MG: Your book has taught me so much about possibility. Those of us who are privileged to live comfortably and eat three full meals a day often feel helpless about extreme poverty. It feels like it’s a problem that doesn’t have a solution, yet the CLM method almost always works (95% success rate). All that these women need is a reasonable chance. Many of the women give great speeches at their graduation that address the kind of support that they have received from the program. Can you tell us about some of them?

Steve Werlin: To be honest, it took me a long time to really understand the speeches well. The women are excited, the venues are loud, and the sound systems are poor. I used to have trouble catching more than a few lines. I wrote in the book about the graduation speech of a woman named Rose Marthe, but I only really understood all of her speech because I recorded it and sat with her case manager later to make sure I followed it all.

She spoke as many do: about how difficult life had been and how she had made it much, much better. I remember her doing a little spin to show off her outfit, which she was proud of.

The high point of a recent graduation was a speech from a woman who had faced breast cancer while she was in the program. We had helped her get care from Partners in Health, and when her situation exceeded their capacity to treat her, we worked with Partners in Health to get her care in the Dominican Republic, working all the while with her husband to ensure that she would come back to a reliable livelihood. She spoke about how the program saved her life.

But the most interesting speeches, and the majority of them are the ones like Rose Marthe’s, which focus on what the women have achieved. The women are proud of the transformations that they’ve worked to make, and they want the world to know it. They list their successes — their home, their livestock, their businesses — and they speak of the struggles they’ve faced along the way. And they’ll very often speak of their determination to continue their progress. I remember Jean Manie declaring, almost chanting, that she had been a slave but that she wasn’t one anymore and never would be one again.

MG: This particular organization does not offer loans. It is based on the principle of helping women as she struggles to make her way out of poverty. In those 18 months, there are many days and weeks before hard work can turn into profit. There are many obstacles that the women must overcome.
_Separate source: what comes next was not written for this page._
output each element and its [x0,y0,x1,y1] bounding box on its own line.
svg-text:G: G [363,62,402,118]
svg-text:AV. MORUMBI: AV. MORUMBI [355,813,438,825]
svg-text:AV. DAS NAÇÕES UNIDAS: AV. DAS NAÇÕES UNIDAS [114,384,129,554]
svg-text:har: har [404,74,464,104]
As you describe in the book, so many things can go wrong, and there are always setbacks. How have you and the participants handled this part of the process? Setbacks?

Steve Werlin: Setbacks are an important part of the program. When a woman you’re working with loses some livestock or fails in a business she’s attempted, your first instinct is to try to make up her loss. They’re so poor. Things seem so stacked against them.
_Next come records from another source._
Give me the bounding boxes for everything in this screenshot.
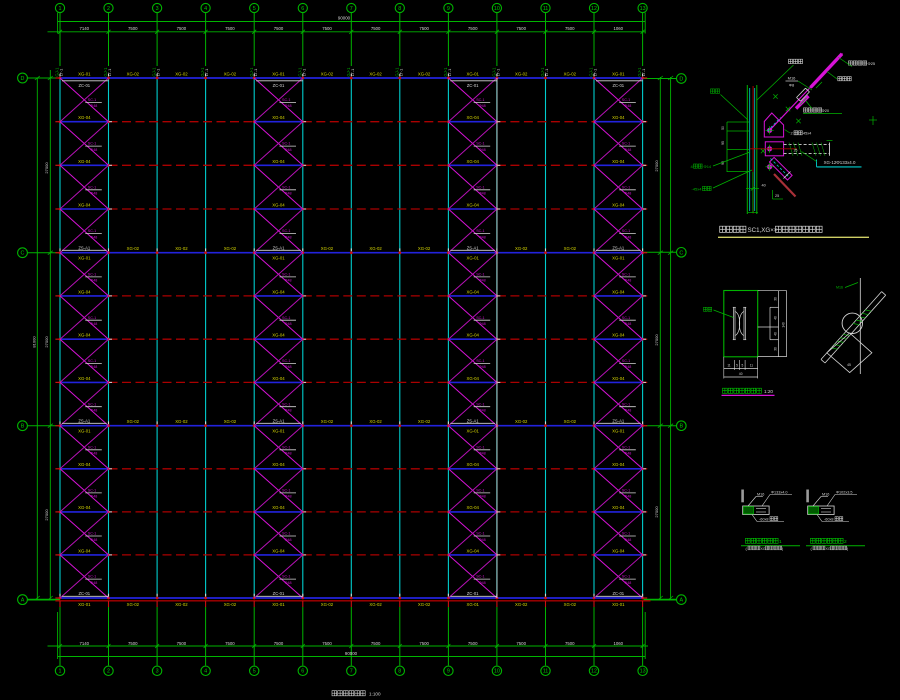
svg-text:SC-1: SC-1 [282,445,290,449]
svg-text:SC-1: SC-1 [88,402,96,406]
svg-text:): ) [847,547,849,551]
svg-text:SC-1: SC-1 [622,229,630,233]
svg-text:ZS-A1: ZS-A1 [273,418,286,423]
svg-text:SC-1: SC-1 [282,185,290,189]
svg-text:SC-1: SC-1 [622,359,630,363]
svg-text:Φ48: Φ48 [624,452,631,456]
svg-text:SC-1: SC-1 [476,445,484,449]
svg-text:XG-02: XG-02 [127,602,140,607]
svg-text:27000: 27000 [654,506,659,518]
svg-text:XG-01: XG-01 [612,602,625,607]
svg-text:Φ48: Φ48 [479,235,486,239]
svg-text:B: B [679,424,683,430]
svg-text:LT-1: LT-1 [253,68,258,76]
svg-text:27000: 27000 [44,509,49,521]
svg-text:XG-04: XG-04 [466,548,479,553]
svg-text:11: 11 [543,669,549,675]
svg-text:95: 95 [721,141,725,145]
svg-text:Φ48: Φ48 [479,495,486,499]
svg-text:SC-1: SC-1 [282,359,290,363]
svg-text:Φ48: Φ48 [90,279,97,283]
svg-text:XG-04: XG-04 [466,115,479,120]
svg-text:SC-1: SC-1 [622,445,630,449]
svg-text:SC-1: SC-1 [88,359,96,363]
svg-text:XG-02: XG-02 [369,246,382,251]
svg-text:SC-1: SC-1 [476,98,484,102]
svg-text:Φ48: Φ48 [624,104,631,108]
svg-text:LT-1: LT-1 [593,68,598,76]
svg-text:XG-04: XG-04 [272,376,285,381]
svg-text:Φ8: Φ8 [789,82,795,87]
svg-text:C: C [679,250,683,256]
svg-text:7500: 7500 [371,641,381,646]
svg-text:XG-04: XG-04 [78,462,91,467]
svg-text:SC-1: SC-1 [88,98,96,102]
svg-text:SC-1: SC-1 [88,445,96,449]
svg-text:D: D [679,77,683,83]
svg-text:9: 9 [447,669,450,675]
svg-text:XG-02: XG-02 [175,419,188,424]
svg-text:XG-02: XG-02 [175,71,188,76]
svg-text:XG-01: XG-01 [272,602,285,607]
svg-text:XG-02: XG-02 [418,246,431,251]
svg-text:9: 9 [447,6,450,12]
svg-text:Φ25: Φ25 [868,61,876,66]
svg-text:27000: 27000 [654,160,659,172]
svg-text:SC-1: SC-1 [88,273,96,277]
svg-text:XG-04: XG-04 [78,115,91,120]
svg-text:SC-1: SC-1 [476,575,484,579]
svg-text:Φ48: Φ48 [90,192,97,196]
svg-text:XG-01: XG-01 [78,602,91,607]
svg-text:ZS-A1: ZS-A1 [78,245,91,250]
svg-text:SC-1: SC-1 [476,185,484,189]
svg-text:XG-02: XG-02 [564,246,577,251]
svg-text:SC-1: SC-1 [476,316,484,320]
svg-text:XG-02: XG-02 [564,419,577,424]
svg-text:7500: 7500 [468,26,478,31]
svg-text:90000: 90000 [345,651,358,656]
svg-text:Φ48: Φ48 [624,148,631,152]
svg-text:5: 5 [742,364,744,368]
svg-text:SC-1: SC-1 [476,142,484,146]
svg-text:SC-1: SC-1 [476,532,484,536]
svg-text:Φ48: Φ48 [285,148,292,152]
svg-text:XG-04: XG-04 [272,333,285,338]
svg-text:XG-02: XG-02 [321,71,334,76]
svg-text:Φ14: Φ14 [704,164,712,169]
svg-text:13: 13 [640,669,646,675]
svg-text:C: C [21,251,25,257]
svg-text:1060: 1060 [614,641,624,646]
svg-text:Φ48: Φ48 [285,279,292,283]
svg-text:SC-1: SC-1 [282,273,290,277]
svg-text:11: 11 [727,364,731,368]
svg-text:Φ48: Φ48 [285,235,292,239]
svg-text:Φ48: Φ48 [479,452,486,456]
svg-text:SC-1: SC-1 [88,229,96,233]
svg-text:140: 140 [781,322,785,328]
svg-text:4: 4 [204,6,207,12]
svg-text:XG-02: XG-02 [224,602,237,607]
svg-text:SC-1: SC-1 [622,142,630,146]
svg-text:LT-1: LT-1 [447,68,452,76]
svg-text:7500: 7500 [468,641,478,646]
svg-text:Φ48: Φ48 [90,452,97,456]
svg-text:7500: 7500 [128,641,138,646]
svg-text:LT-1: LT-1 [398,68,403,76]
svg-text:SC-1: SC-1 [88,532,96,536]
svg-text:Φ48: Φ48 [479,192,486,196]
svg-text:1:20: 1:20 [764,389,773,394]
svg-text:XG-04: XG-04 [78,289,91,294]
svg-text:XG-02: XG-02 [321,602,334,607]
svg-text:SC1,XG××: SC1,XG×× [748,227,778,234]
svg-text:7500: 7500 [516,641,526,646]
svg-text:ZC-01: ZC-01 [612,83,624,88]
svg-text:XG-04: XG-04 [78,202,91,207]
svg-text:SC-1: SC-1 [622,532,630,536]
svg-text:Φ48: Φ48 [285,365,292,369]
svg-text:B: B [21,424,25,430]
svg-text:7500: 7500 [274,26,284,31]
svg-text:10: 10 [494,669,500,675]
svg-text:2: 2 [107,6,110,12]
svg-text:XG-02: XG-02 [515,419,528,424]
svg-text:7500: 7500 [322,641,332,646]
svg-text:SC-1: SC-1 [476,489,484,493]
svg-text:XG-04: XG-04 [272,115,285,120]
svg-text:Φ48: Φ48 [285,409,292,413]
svg-text:7500: 7500 [177,26,187,31]
svg-text:Φ48: Φ48 [624,235,631,239]
svg-text:Φ48: Φ48 [479,148,486,152]
svg-text:XG-02: XG-02 [224,419,237,424]
svg-text:3: 3 [156,669,159,675]
svg-text:XG-04: XG-04 [78,333,91,338]
svg-text:XG-02: XG-02 [515,602,528,607]
svg-text:7500: 7500 [225,26,235,31]
svg-text:SC-1: SC-1 [622,185,630,189]
svg-text:XG-04: XG-04 [612,115,625,120]
svg-text:): ) [782,547,784,551]
svg-text:XG-01: XG-01 [272,428,285,433]
svg-text:Φ48: Φ48 [624,322,631,326]
svg-text:Φ48: Φ48 [90,409,97,413]
svg-text:30: 30 [774,347,778,351]
svg-text:25: 25 [775,194,779,198]
svg-text:XG-01: XG-01 [272,255,285,260]
svg-text:7500: 7500 [419,641,429,646]
svg-text:Φ48: Φ48 [624,192,631,196]
svg-text:Φ48: Φ48 [90,495,97,499]
svg-text:40: 40 [739,372,743,376]
svg-text:Φ48: Φ48 [90,538,97,542]
svg-text:XG-04: XG-04 [272,289,285,294]
svg-text:SC-1: SC-1 [476,402,484,406]
svg-text:XG-02: XG-02 [418,71,431,76]
svg-text:ZS-A1: ZS-A1 [612,418,625,423]
svg-text:7500: 7500 [565,641,575,646]
svg-text:XG-04: XG-04 [272,548,285,553]
svg-text:SC-1: SC-1 [476,229,484,233]
svg-text:11: 11 [750,364,754,368]
svg-text:10: 10 [494,6,500,12]
svg-text:-60x8: -60x8 [759,517,769,521]
svg-text:XG-04: XG-04 [466,289,479,294]
svg-text:SC-1: SC-1 [622,316,630,320]
svg-text:SC-1: SC-1 [88,575,96,579]
svg-text:LT-1: LT-1 [641,68,646,76]
svg-text:81000: 81000 [31,336,36,348]
svg-text:7: 7 [350,6,353,12]
svg-text:50: 50 [721,126,725,130]
svg-text:ZS-A1: ZS-A1 [467,418,480,423]
svg-text:Φ48: Φ48 [285,538,292,542]
svg-text:2: 2 [844,539,847,545]
svg-text:SC-1: SC-1 [622,402,630,406]
svg-text:M16: M16 [836,286,843,290]
svg-text:SC-1: SC-1 [622,98,630,102]
svg-text:SC-1: SC-1 [622,575,630,579]
svg-text:27000: 27000 [44,336,49,348]
svg-text:XG-04: XG-04 [612,159,625,164]
svg-text:SC-1: SC-1 [282,316,290,320]
svg-text:XG-04: XG-04 [272,462,285,467]
svg-text:SC-1: SC-1 [282,142,290,146]
svg-text:7500: 7500 [565,26,575,31]
svg-text:XG-04: XG-04 [466,202,479,207]
svg-text:LT-1: LT-1 [350,68,355,76]
svg-text:XG-04: XG-04 [612,202,625,207]
svg-text:SC-1: SC-1 [282,575,290,579]
svg-text:5: 5 [253,6,256,12]
svg-text:XG-04: XG-04 [272,159,285,164]
svg-text:LT-1: LT-1 [59,68,64,76]
svg-text:8: 8 [398,669,401,675]
svg-text:4: 4 [691,164,694,169]
svg-text:A: A [21,598,25,604]
svg-text:ZS-A1: ZS-A1 [78,418,91,423]
svg-text:7140: 7140 [80,26,90,31]
svg-text:Φ102x3.5: Φ102x3.5 [836,490,853,494]
svg-text:XG-02: XG-02 [418,602,431,607]
svg-text:ZC-01: ZC-01 [78,83,90,88]
svg-text:XG-04: XG-04 [612,289,625,294]
svg-text:40: 40 [774,332,778,336]
svg-text:11: 11 [543,6,549,12]
svg-text:-60x8: -60x8 [824,517,834,521]
svg-text:XG-02: XG-02 [564,71,577,76]
svg-text:Φ48: Φ48 [479,538,486,542]
svg-text:Φ20: Φ20 [822,108,830,113]
svg-text:2: 2 [107,669,110,675]
svg-text:Φ48: Φ48 [90,322,97,326]
svg-text:M16: M16 [788,76,797,81]
svg-text:6: 6 [301,6,304,12]
svg-text:4: 4 [204,669,207,675]
svg-text:7500: 7500 [225,641,235,646]
svg-text:XG-04: XG-04 [466,159,479,164]
svg-text:Φ48: Φ48 [624,365,631,369]
svg-text:ZS-A1: ZS-A1 [612,245,625,250]
svg-text:1: 1 [59,6,62,12]
svg-text:XG-04: XG-04 [612,333,625,338]
svg-text:ZC-01: ZC-01 [273,83,285,88]
svg-text:Φ48: Φ48 [479,322,486,326]
svg-text:Φ48: Φ48 [90,365,97,369]
svg-text:Φ48: Φ48 [479,279,486,283]
svg-text:7500: 7500 [274,641,284,646]
svg-text:SC-1: SC-1 [282,402,290,406]
svg-text:45: 45 [847,363,851,367]
svg-text:XG-01: XG-01 [612,71,625,76]
svg-text:Φ48: Φ48 [285,192,292,196]
svg-text:XG-04: XG-04 [466,333,479,338]
svg-text:SC-1: SC-1 [282,489,290,493]
svg-text:XG-01: XG-01 [466,71,479,76]
svg-text:M16: M16 [757,492,764,496]
svg-text:A: A [679,598,683,604]
svg-text:XG-04: XG-04 [466,505,479,510]
svg-text:XG-04: XG-04 [78,159,91,164]
svg-text:XG-02: XG-02 [418,419,431,424]
svg-text:XG-02: XG-02 [127,246,140,251]
svg-text:27000: 27000 [44,162,49,174]
svg-text:7: 7 [350,669,353,675]
svg-text:Φ48: Φ48 [90,235,97,239]
svg-text:Φ48: Φ48 [624,495,631,499]
svg-text:SC-1: SC-1 [88,316,96,320]
svg-text:XG-04: XG-04 [466,462,479,467]
svg-text:SC-1: SC-1 [88,142,96,146]
svg-text:Φ48: Φ48 [90,581,97,585]
svg-text:LT-1: LT-1 [156,68,161,76]
svg-text:7500: 7500 [371,26,381,31]
svg-text:LT-1: LT-1 [301,68,306,76]
svg-text:SC-1: SC-1 [88,185,96,189]
svg-text:XG-01: XG-01 [466,602,479,607]
svg-text:XG-04: XG-04 [272,202,285,207]
svg-text:XG-02: XG-02 [369,71,382,76]
svg-text:7500: 7500 [516,26,526,31]
svg-text:XG-04: XG-04 [612,548,625,553]
svg-text:40: 40 [762,184,766,188]
svg-text:SC-1: SC-1 [282,98,290,102]
svg-text:Φ48: Φ48 [624,538,631,542]
svg-text:XG-01: XG-01 [466,255,479,260]
svg-text:LT-1: LT-1 [544,68,549,76]
svg-text:XG-02: XG-02 [224,71,237,76]
svg-text:LT-1: LT-1 [107,68,112,76]
svg-text:1: 1 [59,669,62,675]
svg-text:XG: XG [761,547,766,551]
svg-text:LT-1: LT-1 [204,68,209,76]
svg-text:XG-02: XG-02 [175,602,188,607]
svg-text:Φ48: Φ48 [624,279,631,283]
svg-text:ZC-01: ZC-01 [467,591,479,596]
svg-text:XG-04: XG-04 [612,376,625,381]
svg-text:Φ48: Φ48 [624,581,631,585]
svg-text:XG-02: XG-02 [321,246,334,251]
svg-text:-45x4: -45x4 [692,186,703,191]
svg-text:90000: 90000 [338,16,351,21]
svg-text:SC-1: SC-1 [282,229,290,233]
svg-text:XG-01: XG-01 [78,428,91,433]
svg-text:SC-1: SC-1 [476,359,484,363]
svg-text:1: 1 [779,539,782,545]
svg-text:ZC-01: ZC-01 [273,591,285,596]
svg-text:M16: M16 [822,492,829,496]
svg-text:Φ48: Φ48 [624,409,631,413]
svg-text:XG-02: XG-02 [127,71,140,76]
svg-text:Φ48: Φ48 [285,495,292,499]
svg-text:ZS-A1: ZS-A1 [467,245,480,250]
svg-text:7140: 7140 [80,641,90,646]
svg-text:Φ48: Φ48 [479,365,486,369]
svg-text:XG-02: XG-02 [224,246,237,251]
svg-text:Φ48: Φ48 [479,409,486,413]
svg-text:XG-02: XG-02 [127,419,140,424]
svg-text:ZS-A1: ZS-A1 [273,245,286,250]
svg-text:2: 2 [791,132,793,136]
svg-text:XG-04: XG-04 [272,505,285,510]
svg-text:XG-01: XG-01 [78,255,91,260]
svg-text:SC-1: SC-1 [282,532,290,536]
svg-text:5: 5 [736,364,738,368]
svg-text:12: 12 [591,6,597,12]
svg-text:7500: 7500 [128,26,138,31]
svg-text:XG-04: XG-04 [466,376,479,381]
svg-text:XG-02: XG-02 [175,246,188,251]
svg-text:13: 13 [640,6,646,12]
svg-text:SC-1: SC-1 [622,489,630,493]
svg-text:XG-02: XG-02 [369,602,382,607]
svg-text:XG-02: XG-02 [369,419,382,424]
svg-text:XG-02: XG-02 [321,419,334,424]
svg-text:Φ48: Φ48 [479,581,486,585]
svg-text:SC-1: SC-1 [88,489,96,493]
svg-text:D: D [21,76,25,82]
svg-text:45x4: 45x4 [803,132,811,136]
svg-text:ZC-01: ZC-01 [467,83,479,88]
svg-text:XG-01: XG-01 [612,255,625,260]
svg-text:Φ48: Φ48 [90,148,97,152]
svg-text:(: ( [746,547,748,551]
svg-text:XG: XG [826,547,831,551]
svg-text:6: 6 [301,669,304,675]
svg-text:Φ133x4.0: Φ133x4.0 [771,490,788,494]
svg-text:7500: 7500 [177,641,187,646]
svg-text:Φ48: Φ48 [285,322,292,326]
svg-text:3: 3 [156,6,159,12]
svg-text:27000: 27000 [654,334,659,346]
svg-text:XG-04: XG-04 [78,505,91,510]
svg-text:XG-02: XG-02 [564,602,577,607]
svg-text:8: 8 [398,6,401,12]
svg-text:1:100: 1:100 [369,691,381,696]
svg-text:ZC-01: ZC-01 [78,591,90,596]
svg-text:25: 25 [794,148,798,152]
svg-text:7500: 7500 [322,26,332,31]
svg-text:7500: 7500 [419,26,429,31]
svg-text:XG-04: XG-04 [78,548,91,553]
svg-text:XG-02: XG-02 [515,246,528,251]
svg-text:XG-04: XG-04 [612,462,625,467]
svg-text:Φ48: Φ48 [285,104,292,108]
svg-text:30: 30 [774,297,778,301]
svg-text:XG-01: XG-01 [78,71,91,76]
But you have to remember the goal. If women are going to succeed over the long term, they have to be able to weather the storms, because there will be storms. So, when they suffer a loss, you help them focus on the fact that they’ve already proven their ability to move forward and then sit with them to help them make a plan. Rose Marthe, for example, had two or three pigs die one after the other as she was getting started. I remember hearing how she wept when the third one died. But eventually, she just decided that pigs weren’t her thing. Instead, she focused on goats and farming, and she flourished at both.

MG: Steve, again, thank you so much for joining us today. Our readers are going to want to know what they can do to help. Besides buying the book, how can we help?
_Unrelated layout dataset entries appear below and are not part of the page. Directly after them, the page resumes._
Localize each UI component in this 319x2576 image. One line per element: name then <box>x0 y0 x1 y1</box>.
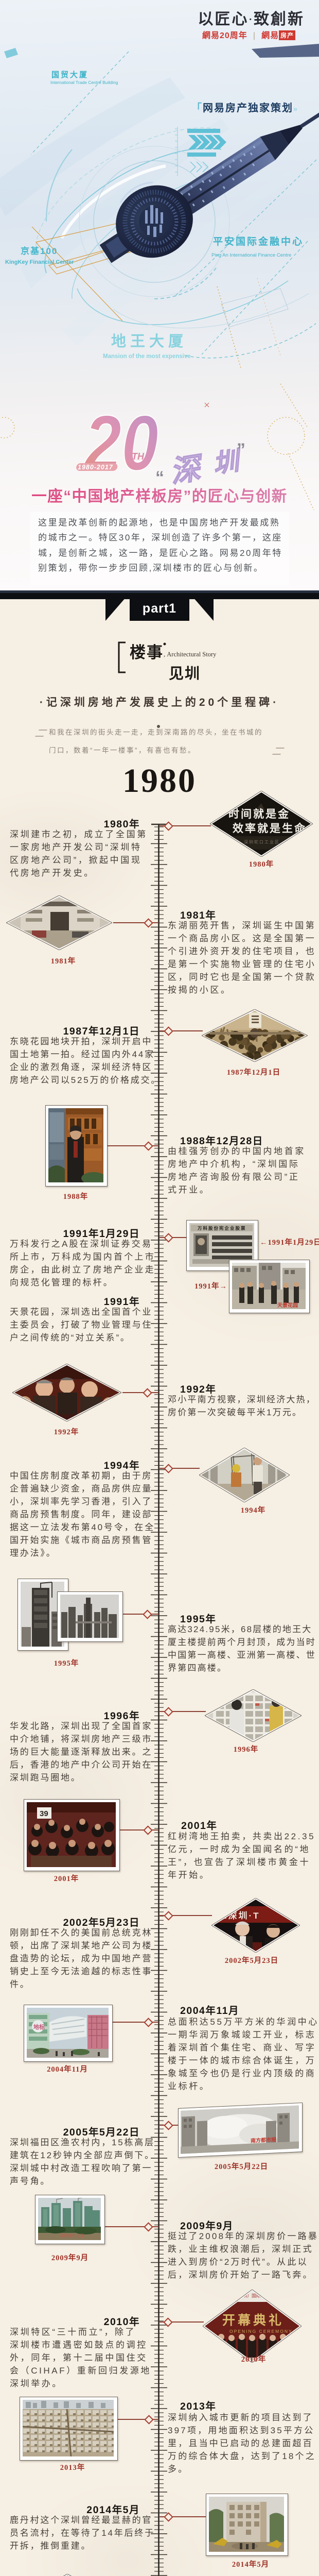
svg-text:OPENING CEREMONY: OPENING CEREMONY <box>229 2329 293 2334</box>
svg-text:KingKey Financial Center: KingKey Financial Center <box>5 259 74 265</box>
svg-text:天景花园: 天景花园 <box>277 1302 298 1309</box>
svg-text:楼事: 楼事 <box>130 643 164 662</box>
svg-text:Mansion of the most expensive: Mansion of the most expensive <box>103 353 191 360</box>
svg-text:地王大厦: 地王大厦 <box>111 333 187 350</box>
svg-text:国贸大厦: 国贸大厦 <box>51 70 88 79</box>
svg-text:深圳蛇口工业区: 深圳蛇口工业区 <box>244 839 280 844</box>
svg-text:万科股份宪企业股票: 万科股份宪企业股票 <box>197 1226 246 1231</box>
svg-text:中国（深圳）国际房地产峰会: 中国（深圳）国际房地产峰会 <box>225 2293 282 2298</box>
svg-text:39: 39 <box>40 1809 48 1818</box>
svg-text:深: 深 <box>168 451 206 488</box>
svg-text:平安国际金融中心: 平安国际金融中心 <box>213 235 304 247</box>
svg-text:开幕典礼: 开幕典礼 <box>222 2313 284 2328</box>
svg-text:效率就是生命: 效率就是生命 <box>233 822 307 835</box>
svg-text:Ping An International Finance: Ping An International Finance Centre <box>211 252 291 258</box>
svg-text:京基100: 京基100 <box>21 246 58 256</box>
svg-text:1980-2017: 1980-2017 <box>78 464 113 471</box>
svg-text:”: ” <box>237 440 245 460</box>
svg-text:时间就是金: 时间就是金 <box>228 808 290 820</box>
svg-text:, Architectural Story: , Architectural Story <box>164 651 217 658</box>
svg-text:地标: 地标 <box>33 2023 45 2030</box>
svg-text:见圳: 见圳 <box>169 665 201 682</box>
svg-text:深圳房价上涨: 深圳房价上涨 <box>60 2233 84 2238</box>
svg-text:TH: TH <box>132 451 145 462</box>
svg-text:International Trade Centre Bui: International Trade Centre Building <box>50 80 118 85</box>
Steven Werlin: Of course, someone could decide to support Fonkoze through our American partner, Fonkoze USA. (See www.fonkoze.org.) But, more importantly, there is poverty all around us. It isn’t just a Fonkoze issue or even just a Haitian issue. If you can convince yourself that people’s lives can change, then it is simply a matter of figuring out the best place to invest your time and your energy, or maybe your resources, in work that helps people make those changes happen.

Thanks, Maribel. It’s been a pleasure.